Pinkney show at High reveals illustrator’s range


ART REVIEW

“Witness: The Art of Jerry Pinkney”

Through Jan. 5. 10 a.m.-5 p.m. Tuesdays-Saturdays; until 8 p.m. Thursdays; noon-5 p.m. Sundays. $19.50; $16.50, students and seniors; $12, ages 6-17; free, children 5 and younger and members. High Museum of Art, 1280 Peachtree St. N.E., Atlanta. 404-733-4444, www.high.org.

Bottom line: Illustrator Jerry Pinkney’s images are delightful, and a reminder for those of us long out of short pants, of the visceral, transportive thrill of storytelling.

For many children, the illustrations that appear in their storybooks are a first encounter with the magic and profundity of art. Count as lucky then, the children who picked up the books of artist Jerry Pinkney, with their pulsating, vibrant illustrations of fierce lions or a Noah’s ark overflowing with animals or busy city apartments full of multigenerational families.

Pinkney is the focus of the High Museum’s exhibition “Witness: the Art of Jerry Pinkney” through Jan. 5. The exhibition features more than 120 of Pinkney’s watercolor, gouache and pencil works on paper for titles such as “Little Red Riding Hood,” “Rikki-Tikki-Tavi” and “The Tales of Uncle Remus.”

Over the course of a 50-year career, Pinkney has illustrated more than 100 books and has won the Caldecott Medal, the Academy Award of children’s book illustration. As an American illustrator nurtured in a close family environment in inner-city Philadelphia, Pinkney imprinted classic stories such as Hans Christian Andersen’s “The Little Match Girl” with an American voice and vision, relocating Andersen’s European tragedy to American tenements of the 1920s.

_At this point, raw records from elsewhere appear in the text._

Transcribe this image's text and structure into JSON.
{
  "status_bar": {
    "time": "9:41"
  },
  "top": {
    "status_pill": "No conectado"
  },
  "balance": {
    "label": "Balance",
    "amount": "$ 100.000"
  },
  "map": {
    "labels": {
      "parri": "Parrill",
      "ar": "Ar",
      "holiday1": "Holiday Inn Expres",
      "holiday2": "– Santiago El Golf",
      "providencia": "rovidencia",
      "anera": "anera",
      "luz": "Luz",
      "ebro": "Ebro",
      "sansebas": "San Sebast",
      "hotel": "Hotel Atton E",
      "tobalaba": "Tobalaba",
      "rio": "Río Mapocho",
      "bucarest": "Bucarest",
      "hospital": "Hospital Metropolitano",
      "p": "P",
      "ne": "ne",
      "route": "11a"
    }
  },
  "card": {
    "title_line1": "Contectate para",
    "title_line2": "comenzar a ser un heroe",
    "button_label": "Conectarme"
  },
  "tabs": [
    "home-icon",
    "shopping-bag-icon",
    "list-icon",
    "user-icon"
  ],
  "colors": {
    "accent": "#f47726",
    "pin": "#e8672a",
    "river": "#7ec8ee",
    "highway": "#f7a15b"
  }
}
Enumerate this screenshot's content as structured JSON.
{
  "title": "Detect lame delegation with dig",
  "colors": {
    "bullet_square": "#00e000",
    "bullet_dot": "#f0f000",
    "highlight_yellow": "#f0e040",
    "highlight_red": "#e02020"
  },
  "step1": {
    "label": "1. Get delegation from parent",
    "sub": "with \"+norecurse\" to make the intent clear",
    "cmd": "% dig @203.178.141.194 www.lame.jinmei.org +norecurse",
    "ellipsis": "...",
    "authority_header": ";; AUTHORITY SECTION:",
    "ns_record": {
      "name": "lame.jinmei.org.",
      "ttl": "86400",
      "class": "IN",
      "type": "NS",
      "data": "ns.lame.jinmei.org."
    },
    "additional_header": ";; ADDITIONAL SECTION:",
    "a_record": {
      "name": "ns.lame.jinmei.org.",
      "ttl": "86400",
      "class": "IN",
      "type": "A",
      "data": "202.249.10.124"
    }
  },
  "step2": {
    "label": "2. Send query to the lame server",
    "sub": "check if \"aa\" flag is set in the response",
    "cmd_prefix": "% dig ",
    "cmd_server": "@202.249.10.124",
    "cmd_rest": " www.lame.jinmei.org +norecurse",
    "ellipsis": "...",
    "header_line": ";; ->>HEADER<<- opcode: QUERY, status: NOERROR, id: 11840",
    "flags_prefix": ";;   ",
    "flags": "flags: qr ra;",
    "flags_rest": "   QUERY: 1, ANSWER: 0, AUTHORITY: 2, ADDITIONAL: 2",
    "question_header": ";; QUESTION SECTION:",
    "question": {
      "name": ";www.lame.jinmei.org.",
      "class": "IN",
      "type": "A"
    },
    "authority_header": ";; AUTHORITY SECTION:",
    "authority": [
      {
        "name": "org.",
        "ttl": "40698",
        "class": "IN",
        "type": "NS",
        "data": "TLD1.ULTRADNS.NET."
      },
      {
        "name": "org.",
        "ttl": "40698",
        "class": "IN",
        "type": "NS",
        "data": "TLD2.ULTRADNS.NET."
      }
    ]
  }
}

His drawings are thrillingly rich in detail — from the plush fur of a lion to the churning power of the ocean captured in his brushwork. His images of nature are lush, filled with foliage and endless sky and ocean, but his domestic space could be just as lush and overflowing with the warm energy of human activity. Pinkney’s work gives children’s eyes copious visual information to absorb.

As part of the equalizing thrill of children’s books, Pinkney’s watercolors in “Witness” often put the animal world on an equal plane with the human one: Doves, lions, mice and mongooses seem every bit as viable and compelling as his human subjects.

That equalizing effect was also present in Pinkney’s treatment of social issues. Pinkney’s illustrations for books such as “Black Cowboy, Wild Horses” often highlighted under-represented aspects of American history, from black cowboys to the harsh realities of the American slave trade in his visceral images of black bodies stacked like cordwood in a ship’s hold in Julius Lester’s picture book “The Old African.”

But rather than render just history’s injustices, Pinkney also captured the joys of African-American life. In his drawings for books such as “Home Place” and “A Patchwork Quilt,” Pinkney also performed the equally necessary act of humanizing and rendering dynamic and interesting ordinary African-American family life.

The High presents examples of Pinkney’s early commercial work, after graduating from the Philadelphia College of Art, for greeting card companies and advertising agencies informed by the stylized, psychedelia-inflected vocabulary of the 1960s. Pinkney’s design of an RCA record album cover for the music of Gustav Mahler depicts the composer in profile, his head bursting with flowers and planets and a cacophony of visual inspiration.

Traces of that hyperbolic, magical realist sensibility crop up occasionally in Pinkney’s later storybook work such as “The Old African,” whose cover shows a black man standing in the ocean looking off into the distance at an armada of slave ships blending with the hallucinogenic colors of the setting sun. Buoyed by water or floating in the sky, they seem more like apparitions than actual ships, but Pinkney nevertheless conveys a sense of an endless journey, and slavery as a distorted, waking nightmare.

Pinkney fills his picture frame with humming activity and details that keep the eye busy. Even alone and cold on the streets of the city, the child in “The Little Match Girl” is surrounded by fat snowflakes that seem to keep her company. Pinkney created both a comforting and challenging experience for his readers, not unlike another revered American illustrator, Norman Rockwell. In fact, “Witness” was curated at the Norman Rockwell Museum in Stockbridge, Mass. Like Rockwell, Pinkney managed to bookend even dark, troubling aspects of American life inside a style that encouraged greater exploration and engagement.